Insurance coverage remains a significant hurdle. While CMS has indicated willingness to cover gene therapies for Medicare and Medicaid beneficiaries, many patients face complex prior authorization processes and potential out-of-pocket costs. Vertex has established a patient assistance program and is negotiating outcomes-based agreements with payers, where reimbursement is tied to treatment success. Some states are exploring innovative financing models such as installment payments spread over multiple years.

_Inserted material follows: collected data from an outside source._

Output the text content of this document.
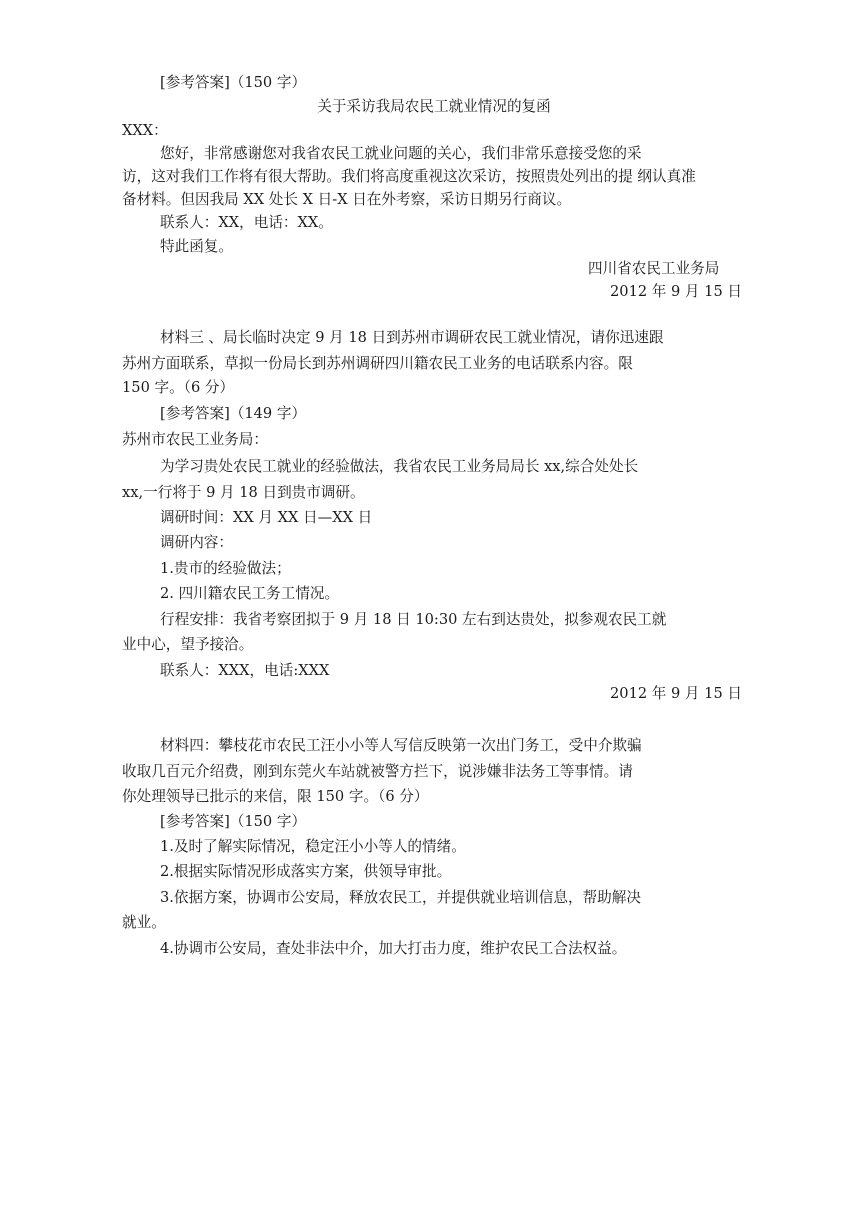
[参考答案]（150 字）
关于采访我局农民工就业情况的复函
XXX：
您好，非常感谢您对我省农民工就业问题的关心，我们非常乐意接受您的采
访，这对我们工作将有很大帮助。我们将高度重视这次采访，按照贵处列出的提 纲认真准
备材料。但因我局 XX 处长 X 日-X 日在外考察，采访日期另行商议。
联系人：XX，电话：XX。
特此函复。
四川省农民工业务局
2012 年 9 月 15 日
材料三 、局长临时决定 9 月 18 日到苏州市调研农民工就业情况，请你迅速跟
苏州方面联系，草拟一份局长到苏州调研四川籍农民工业务的电话联系内容。限
150 字。（6 分）
[参考答案]（149 字）
苏州市农民工业务局：
为学习贵处农民工就业的经验做法，我省农民工业务局局长 xx,综合处处长
xx,一行将于 9 月 18 日到贵市调研。
调研时间：XX 月 XX 日—XX 日
调研内容：
1.贵市的经验做法；
2. 四川籍农民工务工情况。
行程安排：我省考察团拟于 9 月 18 日 10:30 左右到达贵处，拟参观农民工就
业中心，望予接洽。
联系人：XXX，电话:XXX
2012 年 9 月 15 日
材料四：攀枝花市农民工汪小小等人写信反映第一次出门务工，受中介欺骗
收取几百元介绍费，刚到东莞火车站就被警方拦下，说涉嫌非法务工等事情。请
你处理领导已批示的来信，限 150 字。（6 分）
[参考答案]（150 字）
1.及时了解实际情况，稳定汪小小等人的情绪。
2.根据实际情况形成落实方案，供领导审批。
3.依据方案，协调市公安局，释放农民工，并提供就业培训信息，帮助解决
就业。
4.协调市公安局，查处非法中介，加大打击力度，维护农民工合法权益。
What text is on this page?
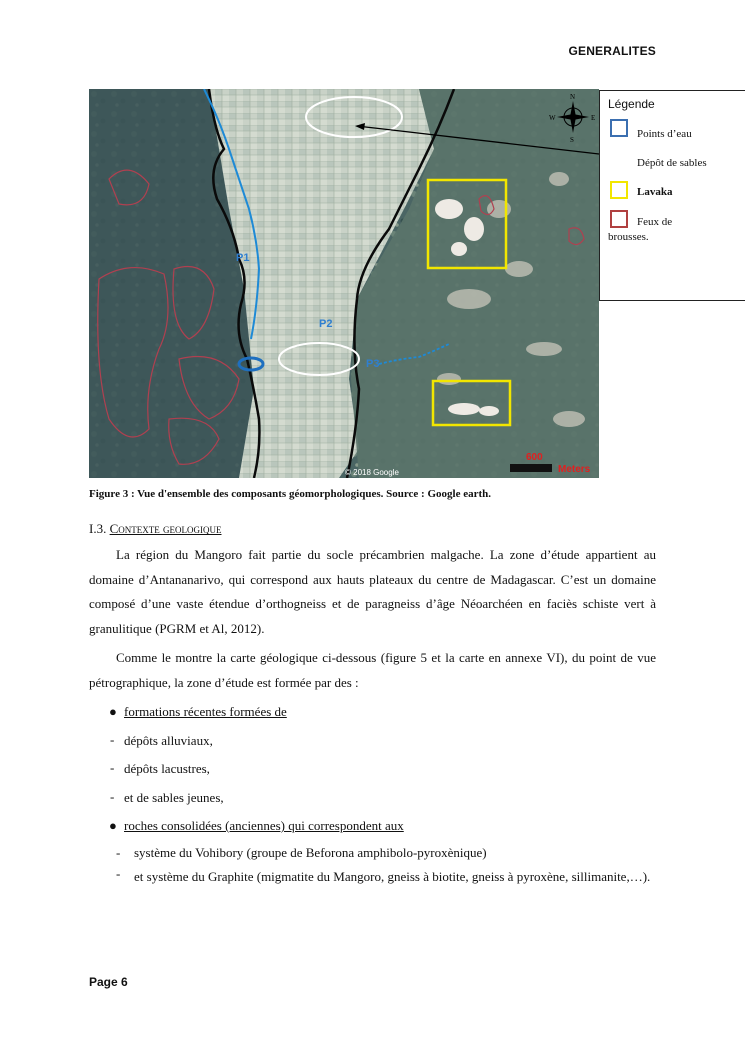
GENERALITES
P1
P2
P3
N
W	E
S
600
Meters
© 2018 Google
Légende
Points d’eau
Dépôt de sables
Lavaka
Feux de brousses.
Figure 3 : Vue d'ensemble des composants géomorphologiques. Source : Google earth.
I.3. Contexte geologique

La région du Mangoro fait partie du socle précambrien malgache. La zone d’étude appartient au domaine d’Antananarivo, qui correspond aux hauts plateaux du centre de Madagascar. C’est un domaine composé d’une vaste étendue d’orthogneiss et de paragneiss d’âge Néoarchéen en faciès schiste vert à granulitique (PGRM et Al, 2012).

Comme le montre la carte géologique ci-dessous (figure 5 et la carte en annexe VI), du point de vue pétrographique, la zone d’étude est formée par des :

● formations récentes formées de
- dépôts alluviaux,
- dépôts lacustres,
- et de sables jeunes,
● roches consolidées (anciennes) qui correspondent aux
- système du Vohibory (groupe de Beforona amphibolo-pyroxènique)
- et système du Graphite (migmatite du Mangoro, gneiss à biotite, gneiss à pyroxène, sillimanite,…).
Page 6
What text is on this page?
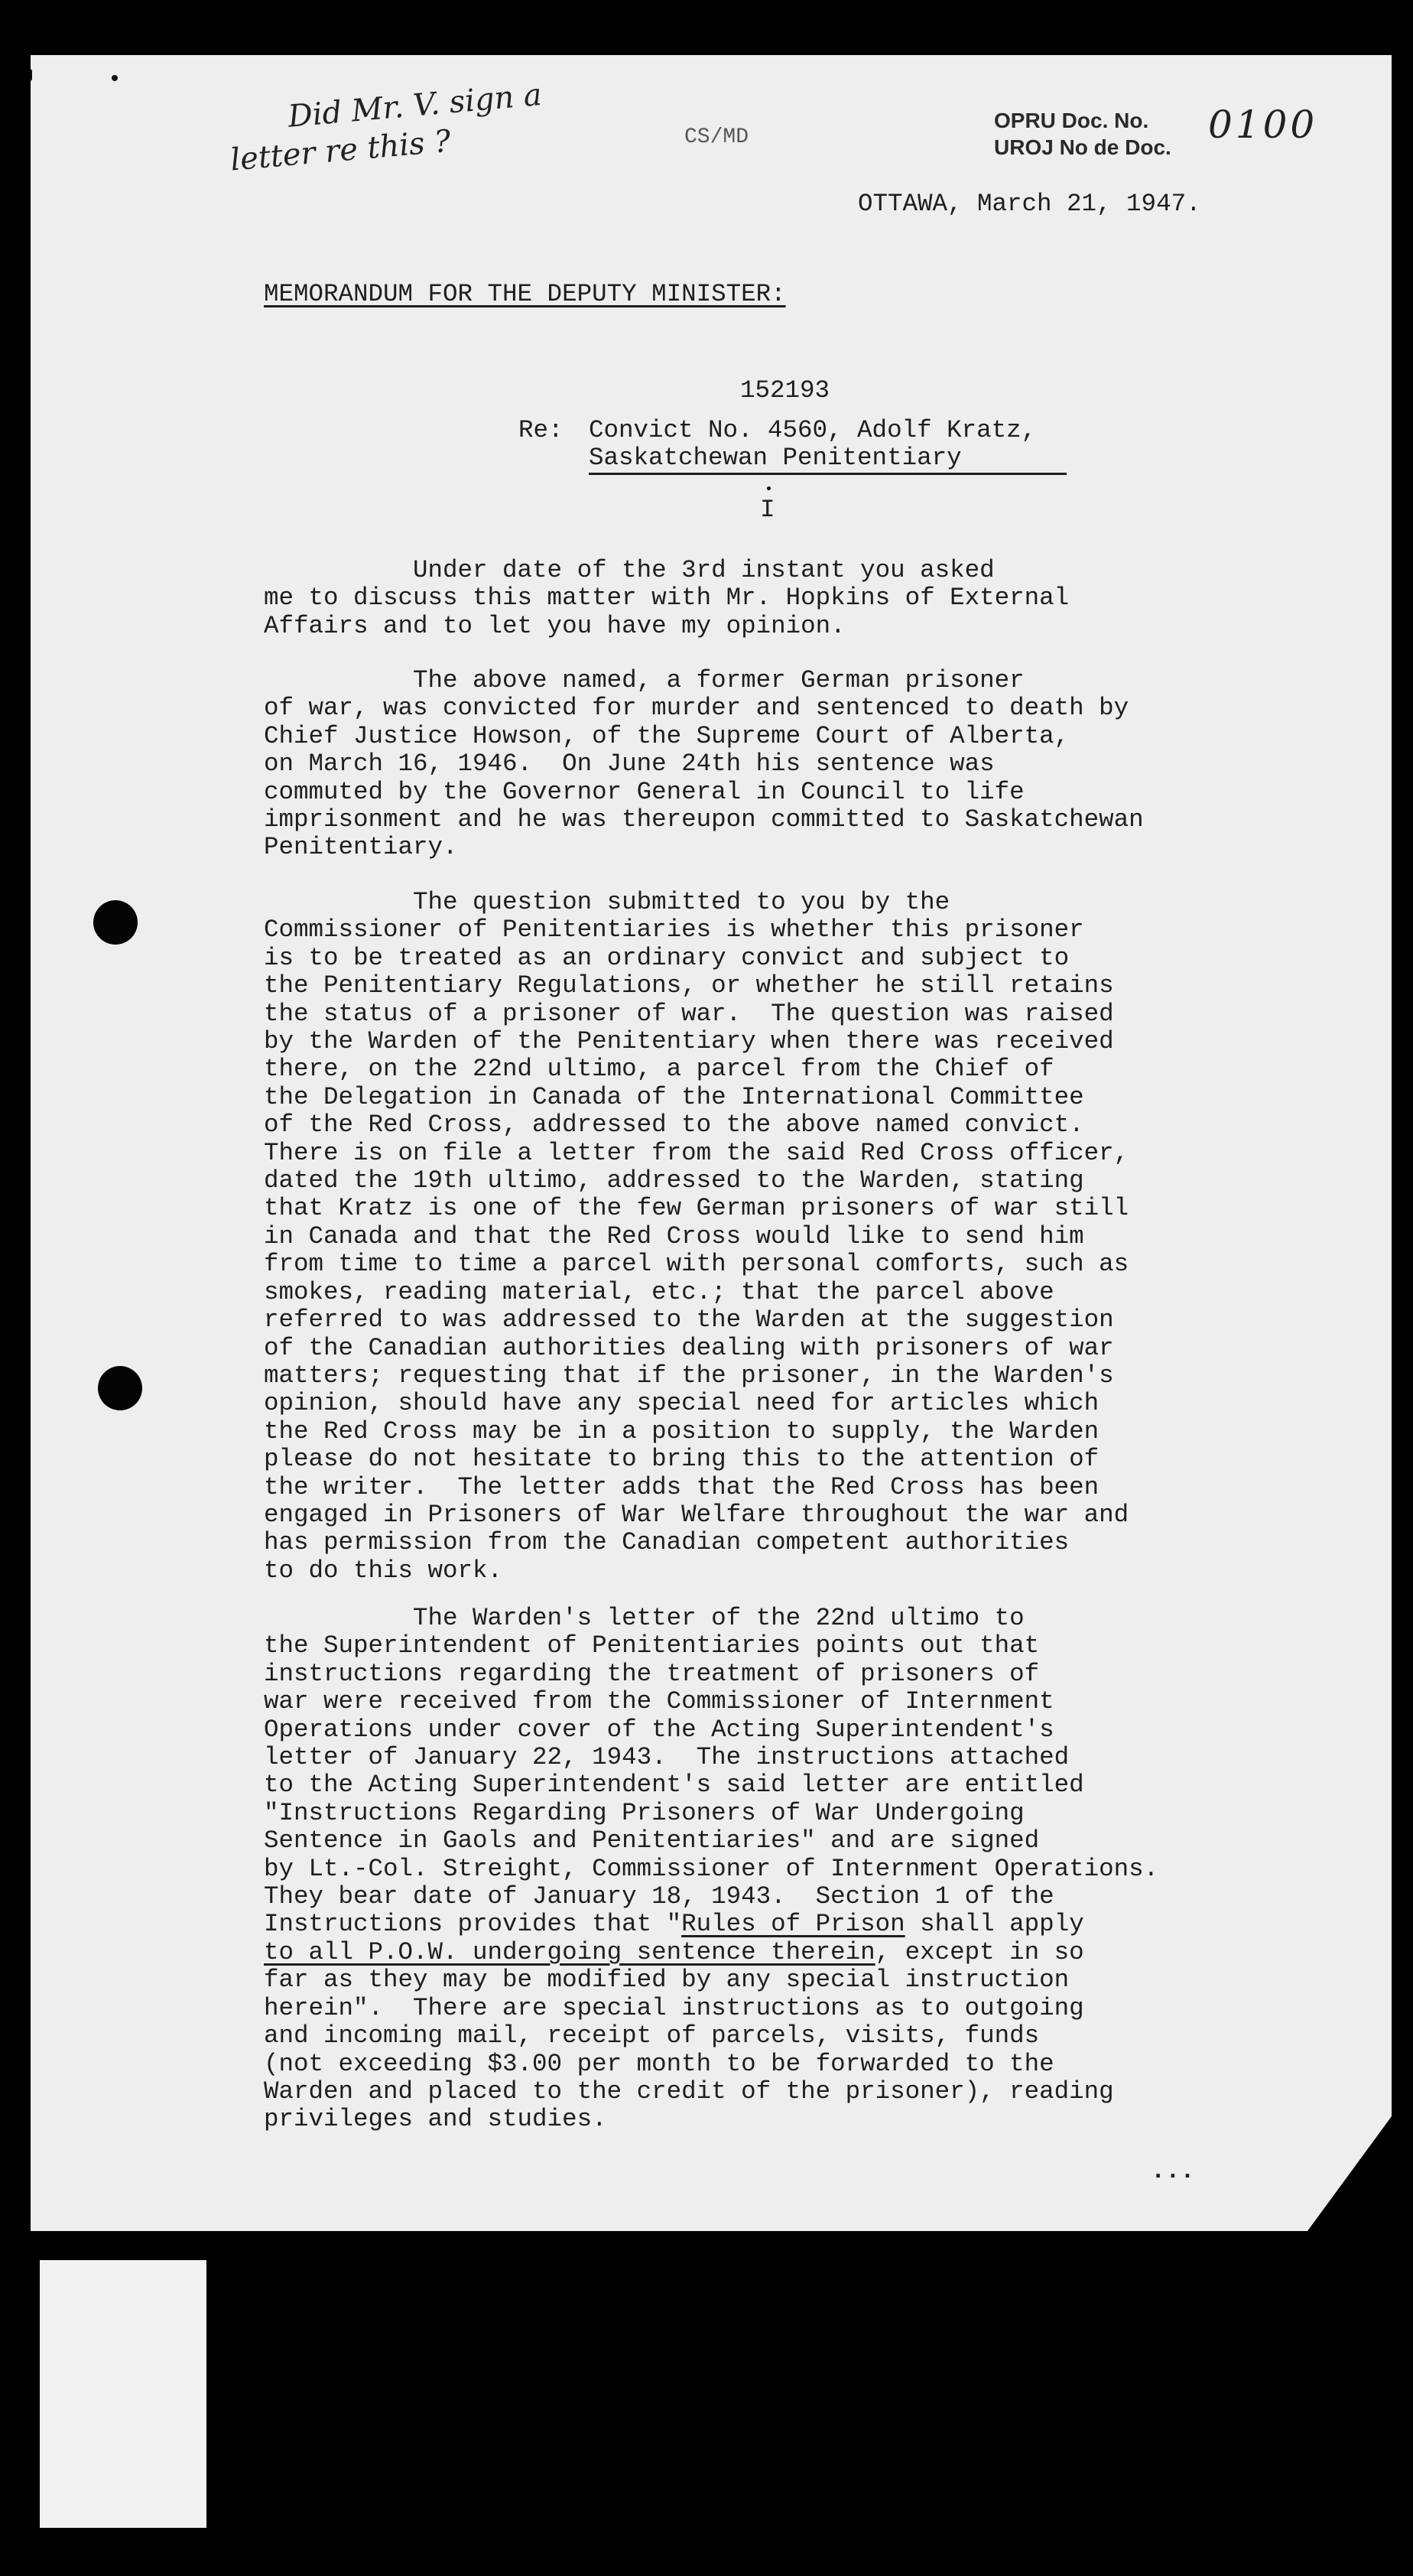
Did Mr. V. sign a
letter re this ?	CS/MD
OPRU Doc. No.
UROJ No de Doc.
0100
OTTAWA, March 21, 1947.
MEMORANDUM FOR THE DEPUTY MINISTER:
152193
Re: Convict No. 4560, Adolf Kratz,
Saskatchewan Penitentiary
I
Under date of the 3rd instant you asked
me to discuss this matter with Mr. Hopkins of External
Affairs and to let you have my opinion.
The above named, a former German prisoner
of war, was convicted for murder and sentenced to death by
Chief Justice Howson, of the Supreme Court of Alberta,
on March 16, 1946.  On June 24th his sentence was
commuted by the Governor General in Council to life
imprisonment and he was thereupon committed to Saskatchewan
Penitentiary.
The question submitted to you by the
Commissioner of Penitentiaries is whether this prisoner
is to be treated as an ordinary convict and subject to
the Penitentiary Regulations, or whether he still retains
the status of a prisoner of war.  The question was raised
by the Warden of the Penitentiary when there was received
there, on the 22nd ultimo, a parcel from the Chief of
the Delegation in Canada of the International Committee
of the Red Cross, addressed to the above named convict.
There is on file a letter from the said Red Cross officer,
dated the 19th ultimo, addressed to the Warden, stating
that Kratz is one of the few German prisoners of war still
in Canada and that the Red Cross would like to send him
from time to time a parcel with personal comforts, such as
smokes, reading material, etc.; that the parcel above
referred to was addressed to the Warden at the suggestion
of the Canadian authorities dealing with prisoners of war
matters; requesting that if the prisoner, in the Warden's
opinion, should have any special need for articles which
the Red Cross may be in a position to supply, the Warden
please do not hesitate to bring this to the attention of
the writer.  The letter adds that the Red Cross has been
engaged in Prisoners of War Welfare throughout the war and
has permission from the Canadian competent authorities
to do this work.
The Warden's letter of the 22nd ultimo to
the Superintendent of Penitentiaries points out that
instructions regarding the treatment of prisoners of
war were received from the Commissioner of Internment
Operations under cover of the Acting Superintendent's
letter of January 22, 1943.  The instructions attached
to the Acting Superintendent's said letter are entitled
"Instructions Regarding Prisoners of War Undergoing
Sentence in Gaols and Penitentiaries" and are signed
by Lt.-Col. Streight, Commissioner of Internment Operations.
They bear date of January 18, 1943.  Section 1 of the
Instructions provides that "Rules of Prison shall apply
to all P.O.W. undergoing sentence therein, except in so
far as they may be modified by any special instruction
herein".  There are special instructions as to outgoing
and incoming mail, receipt of parcels, visits, funds
(not exceeding $3.00 per month to be forwarded to the
Warden and placed to the credit of the prisoner), reading
privileges and studies.
...
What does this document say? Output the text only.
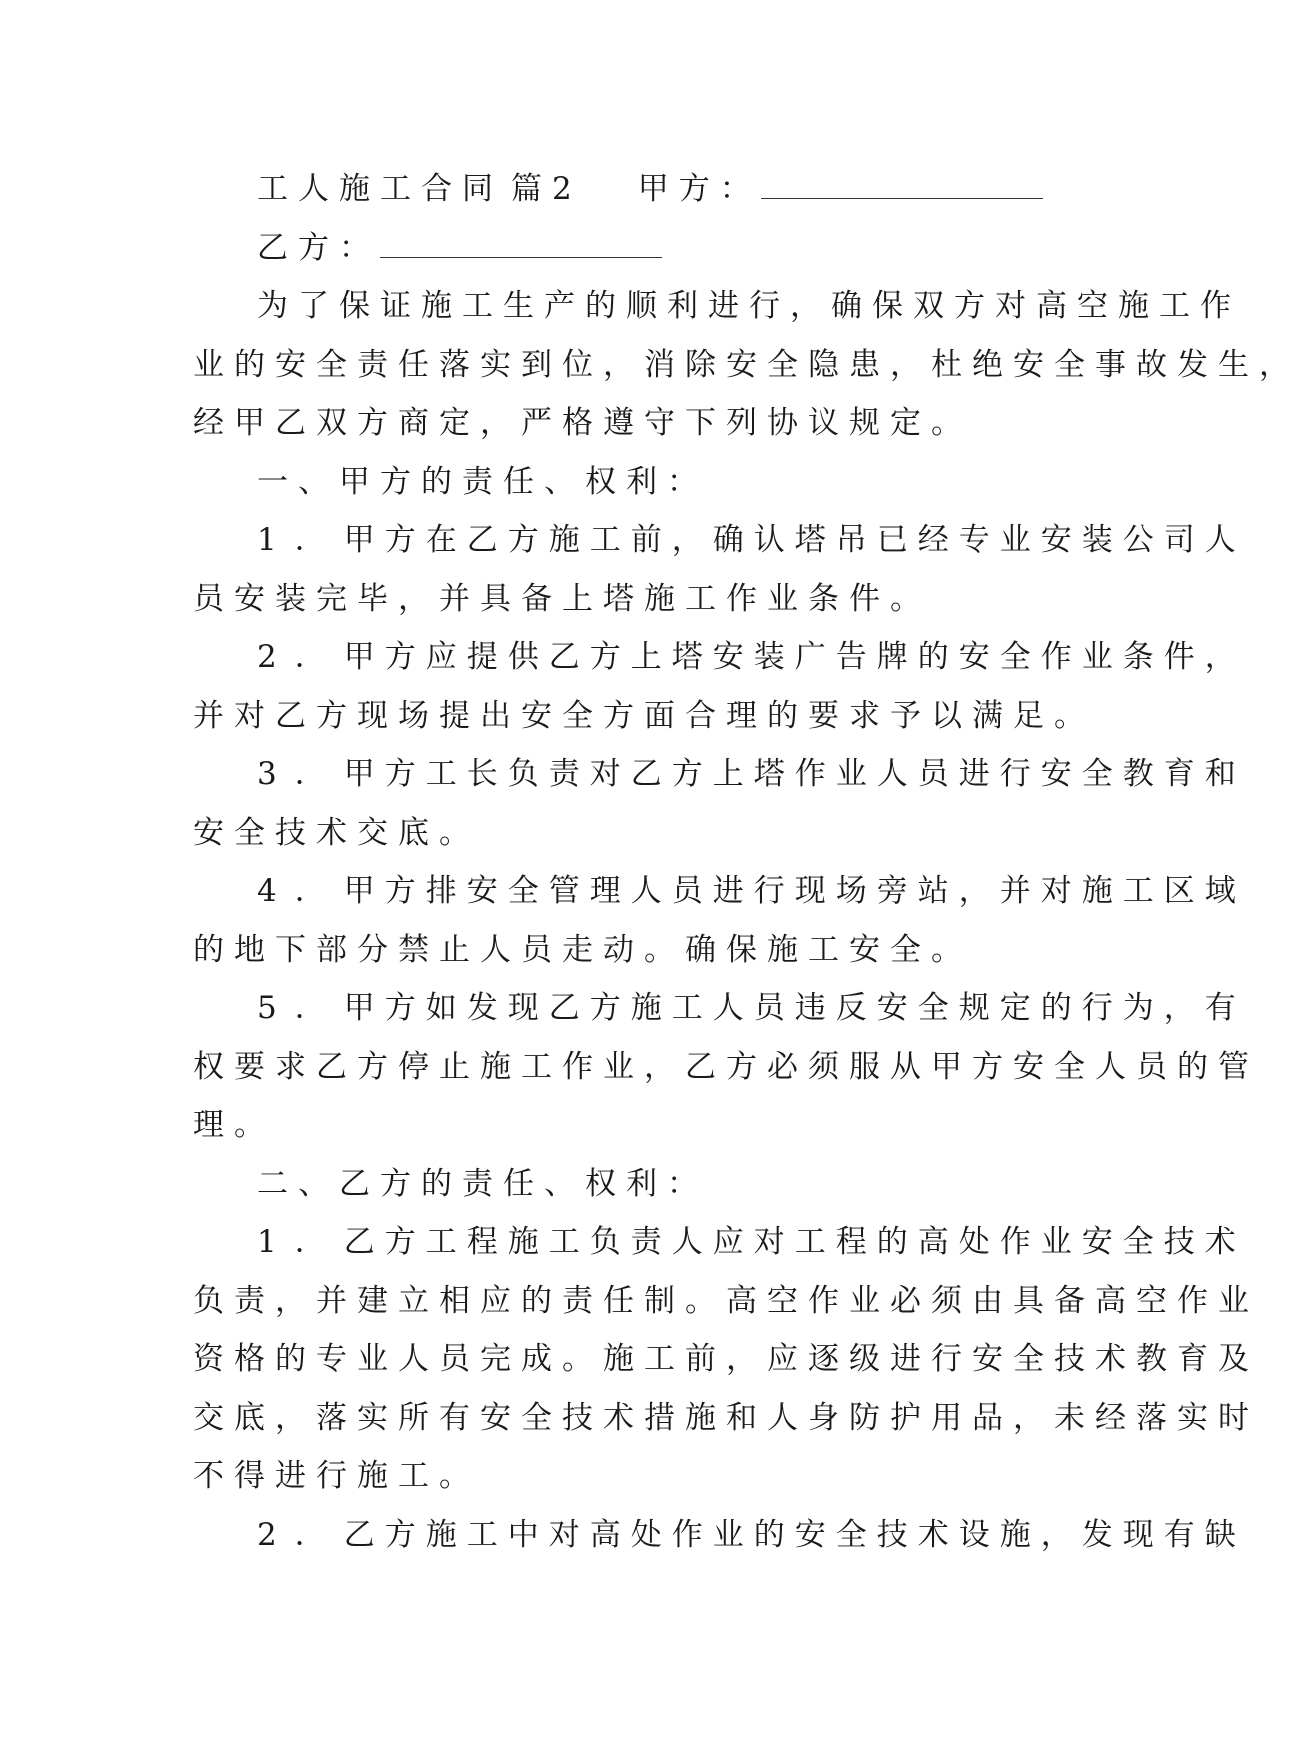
工人施工合同 篇2 甲方：
乙方：
为了保证施工生产的顺利进行，确保双方对高空施工作
业的安全责任落实到位，消除安全隐患，杜绝安全事故发生，
经甲乙双方商定，严格遵守下列协议规定。
一、甲方的责任、权利：
1．甲方在乙方施工前，确认塔吊已经专业安装公司人
员安装完毕，并具备上塔施工作业条件。
2．甲方应提供乙方上塔安装广告牌的安全作业条件，
并对乙方现场提出安全方面合理的要求予以满足。
3．甲方工长负责对乙方上塔作业人员进行安全教育和
安全技术交底。
4．甲方排安全管理人员进行现场旁站，并对施工区域
的地下部分禁止人员走动。确保施工安全。
5．甲方如发现乙方施工人员违反安全规定的行为，有
权要求乙方停止施工作业，乙方必须服从甲方安全人员的管
理。
二、乙方的责任、权利：
1．乙方工程施工负责人应对工程的高处作业安全技术
负责，并建立相应的责任制。高空作业必须由具备高空作业
资格的专业人员完成。施工前，应逐级进行安全技术教育及
交底，落实所有安全技术措施和人身防护用品，未经落实时
不得进行施工。
2．乙方施工中对高处作业的安全技术设施，发现有缺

The global access challenge is even more stark. The vast majority of sickle cell disease patients live in low- and middle-income countries, particularly in sub-Saharan Africa, where healthcare infrastructure cannot support the complex manufacturing and administration requirements of Casgevy. The treatment requires apheresis for stem cell collection, advanced laboratory facilities for gene editing, and specialized transplant units for patient care. International organizations including the WHO are calling for strategies to make gene therapies accessible beyond wealthy nations.